Don't get me wrong, I'm proud of what he has done. But if he wants any real credibility he better wind up in a place where bullets fly (and lots of them)
Thanks
I, Matt Pottinger, do solemnly swear that I will support and defend the Constitution of the United States against all enemies, foreign and domestic;
That I will bear true faith and allegiance to the same;
That I take this obligation freely without any mental reservation or purpose of evasion;
And that I will well and faithfully discharge the duties of the office upon which I am about to enter.
So help me God.
That's very encouraging!
Maybe he'll tell the world how well our military is doing since the liberal media refuses to do so.
That was my first thought, as well. But good for him (giving the benefit of the doubt, here.)
My second thought arose from this statement: "Friends ask if I worry about going from a life of independent thought and action to a life of hierarchy and teamwork," I just can't reconcile "independent thought" with the establishment media, albeit the WSJ is not as odious as the rest.
I saw the clip on FOX of this guy and cracked up at the line about bringing him over from the dark side.
That story about the recruiter just raises my respect for him. A lot of people couldn't do what he's volunteered to do. Let alone get in shape and join up at 35. And for a reporter at a big paper, even if it's not the NYT's but instead WSJ, impressive. I just don't expect that from journalists these days.
God Speed to him.
"I smell a book or two in the making....."
If he does get a book or two out of it, good for him. I sincerely doubt that is the reason why he joined. If a book is all you want out of it, it is a lot easier to be an embed for a few weeks, and then churn something out from that.
Additionaly, the money you get from writing a book -- with the exception of superstar authors like Tom Clancy or Stephen King -- won't make up what he is probably losing in the private sector. Writing is a lot loike profession sports -- there are a few thousand folks in the big leagues making six or seven figure incomes, and then there are the multitudes in the minors pulling down chicken feed.

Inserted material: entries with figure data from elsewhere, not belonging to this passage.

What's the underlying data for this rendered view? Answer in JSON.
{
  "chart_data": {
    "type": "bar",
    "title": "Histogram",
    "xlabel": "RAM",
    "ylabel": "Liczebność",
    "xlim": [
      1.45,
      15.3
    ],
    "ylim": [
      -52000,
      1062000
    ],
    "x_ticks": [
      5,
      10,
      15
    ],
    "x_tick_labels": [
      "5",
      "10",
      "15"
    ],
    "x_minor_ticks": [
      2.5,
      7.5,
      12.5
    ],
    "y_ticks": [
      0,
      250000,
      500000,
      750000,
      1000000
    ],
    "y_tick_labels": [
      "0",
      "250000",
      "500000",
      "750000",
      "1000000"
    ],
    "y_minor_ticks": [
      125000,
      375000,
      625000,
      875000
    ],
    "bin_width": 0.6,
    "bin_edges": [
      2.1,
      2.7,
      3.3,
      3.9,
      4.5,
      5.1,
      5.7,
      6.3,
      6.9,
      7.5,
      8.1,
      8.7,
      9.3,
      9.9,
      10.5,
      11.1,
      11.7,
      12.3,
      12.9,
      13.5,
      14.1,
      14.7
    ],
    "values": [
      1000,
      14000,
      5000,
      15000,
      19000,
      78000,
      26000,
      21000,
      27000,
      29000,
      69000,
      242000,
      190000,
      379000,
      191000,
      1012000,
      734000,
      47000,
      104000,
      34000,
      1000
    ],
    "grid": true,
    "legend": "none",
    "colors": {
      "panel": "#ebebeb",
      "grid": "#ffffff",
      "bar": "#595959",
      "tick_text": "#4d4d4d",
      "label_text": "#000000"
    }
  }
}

If you read the guy's WSJ piece its obvious he joined out of good ol' fashioned patriotism -- patriotism fostered by what he saw in China, and what he felt about America being under attack. If that is a man bites dog story, that is a reflection on the rest of the press corp, not this guy.
So, I hope he gets a book or two out of it, and I hope it gets to the top of the NYT best-sellers list (if only because it would put Pinch Sulzberger's nose out of joint). God bless him.
How many years do you have to sign up for now to go to Quantico?
There are an infinite number of easier ways to do a book.
So9
If so, the book he eventually writes will probably be far from the one he envisioned going in.